An inversion sprain is also known more commonly as a sprained or twisted ankle, and can cause pain which radiates down the side of the foot. It accounts for 90% of ankle sprains, where the ankle moves outwards and the foot rolls inward. They happen when an individual loses balance and puts all the weight of the body to the ankle. The ligaments, which are strong and fibrous structures that connect the bones, are primarily affected in this disorder. The ligaments surrounding the ankle tear can see immediate swelling, and tremendous side of foot pain. Sprain typically happens during accidents or sports-related injuries, and will make putting weight on the foot impossible.

Foot Fracture

In some cases, a sprain may accompany a fracture of a bone, especially following a fall. However foot fractures need not be caused by a single traumatic event, with stress fractures often forming following prolonged over training and over use. The damage can be very severe, with a full fracture, requiring a cast to be worn to keep the bones straight and ankle proper healing. In severe cases, a fragment can be torn away from the main bone. This type of fracture is called an avulsion, which is also a common cause of side of foot pain among athletes. Severe swelling, redness and tenderness on the side of the foot are also evident.

Cuboid Syndrome

Unlike arthritis or sprains, Cuboid syndrome affects both the joints and ligaments of the cuboid, one of the main bones that forms the lateral side of the foot. The classic symptom of cuboid syndrome is side of foot pain, especially during weight bearing activity or sudden impact. Foot weakness is also a common complaint. Dancers and runners are the common patients who are diagnosed with cuboid syndrome, as running and jumping can place a considerable strain on the foot.

Tarsal Coalition

Tarsal coalition is a congenital disorder, with the clinical manifestations typically becoming noticeable during adolescence. Tarsal coalition is the result of the fusion of at least two bones that lie in the back of the foot. Recurrent sprains and frequent side of foot pain, along with infectious diseases and other underlying structural abnormalities, may also suggest tarsal coalition. The pain can be unbearable when walking, severely limiting movement.

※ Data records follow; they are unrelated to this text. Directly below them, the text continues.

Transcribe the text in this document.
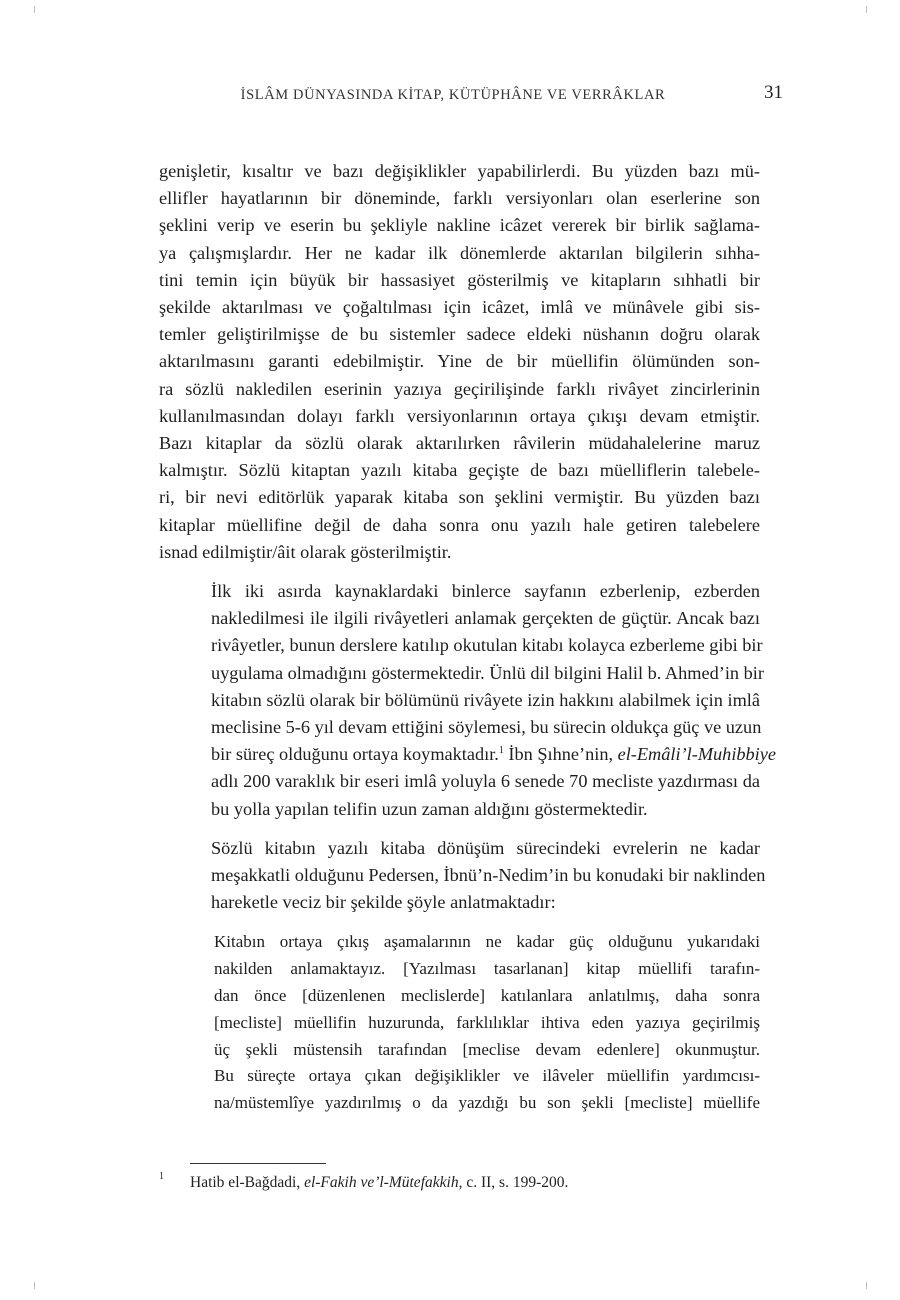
İSLÂM DÜNYASINDA KİTAP, KÜTÜPHÂNE VE VERRÂKLAR	31

genişletir, kısaltır ve bazı değişiklikler yapabilirlerdi. Bu yüzden bazı mü-
ellifler hayatlarının bir döneminde, farklı versiyonları olan eserlerine son
şeklini verip ve eserin bu şekliyle nakline icâzet vererek bir birlik sağlama-
ya çalışmışlardır. Her ne kadar ilk dönemlerde aktarılan bilgilerin sıhha-
tini temin için büyük bir hassasiyet gösterilmiş ve kitapların sıhhatli bir
şekilde aktarılması ve çoğaltılması için icâzet, imlâ ve münâvele gibi sis-
temler geliştirilmişse de bu sistemler sadece eldeki nüshanın doğru olarak
aktarılmasını garanti edebilmiştir. Yine de bir müellifin ölümünden son-
ra sözlü nakledilen eserinin yazıya geçirilişinde farklı rivâyet zincirlerinin
kullanılmasından dolayı farklı versiyonlarının ortaya çıkışı devam etmiştir.
Bazı kitaplar da sözlü olarak aktarılırken râvilerin müdahalelerine maruz
kalmıştır. Sözlü kitaptan yazılı kitaba geçişte de bazı müelliflerin talebele-
ri, bir nevi editörlük yaparak kitaba son şeklini vermiştir. Bu yüzden bazı
kitaplar müellifine değil de daha sonra onu yazılı hale getiren talebelere
isnad edilmiştir/âit olarak gösterilmiştir.

İlk iki asırda kaynaklardaki binlerce sayfanın ezberlenip, ezberden
nakledilmesi ile ilgili rivâyetleri anlamak gerçekten de güçtür. Ancak bazı
rivâyetler, bunun derslere katılıp okutulan kitabı kolayca ezberleme gibi bir
uygulama olmadığını göstermektedir. Ünlü dil bilgini Halil b. Ahmed’in bir
kitabın sözlü olarak bir bölümünü rivâyete izin hakkını alabilmek için imlâ
meclisine 5-6 yıl devam ettiğini söylemesi, bu sürecin oldukça güç ve uzun
bir süreç olduğunu ortaya koymaktadır.$^1$ İbn Şıhne’nin, el-Emâli’l-Muhibbiye
adlı 200 varaklık bir eseri imlâ yoluyla 6 senede 70 mecliste yazdırması da
bu yolla yapılan telifin uzun zaman aldığını göstermektedir.

Sözlü kitabın yazılı kitaba dönüşüm sürecindeki evrelerin ne kadar
meşakkatli olduğunu Pedersen, İbnü’n-Nedim’in bu konudaki bir naklinden
hareketle veciz bir şekilde şöyle anlatmaktadır:

Kitabın ortaya çıkış aşamalarının ne kadar güç olduğunu yukarıdaki
nakilden anlamaktayız. [Yazılması tasarlanan] kitap müellifi tarafın-
dan önce [düzenlenen meclislerde] katılanlara anlatılmış, daha sonra
[mecliste] müellifin huzurunda, farklılıklar ihtiva eden yazıya geçirilmiş
üç şekli müstensih tarafından [meclise devam edenlere] okunmuştur.
Bu süreçte ortaya çıkan değişiklikler ve ilâveler müellifin yardımcısı-
na/müstemlîye yazdırılmış o da yazdığı bu son şekli [mecliste] müellife
1 Hatib el-Bağdadi, el-Fakih ve’l-Mütefakkih, c. II, s. 199-200.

Consult a Doctor or Podiatrist or visit the Emergency Room

Foot problems nearly always warrant seeking medical attention, as the symptoms can be very debilitating. Principally, it is important to know basic first aid interventions when foot pain is felt, especially right after traumatic injuries. Any person should know the acronym RICE by heart: R for rest, I for immobilization, C for compression, and E for elevation. Most especially in the cases of sprains and fractures, immediate splinting with a compression bandage is crucial to maintain the normal alignment of the bones and avoid further deformities. It is important to keep the affected foot rested, immobilized and elevated to avoid further trauma and to reduce swelling. A visit to a doctor will determine the extent of the problem, and the best treatment can be prescribed to match the cause of your side of foot pain.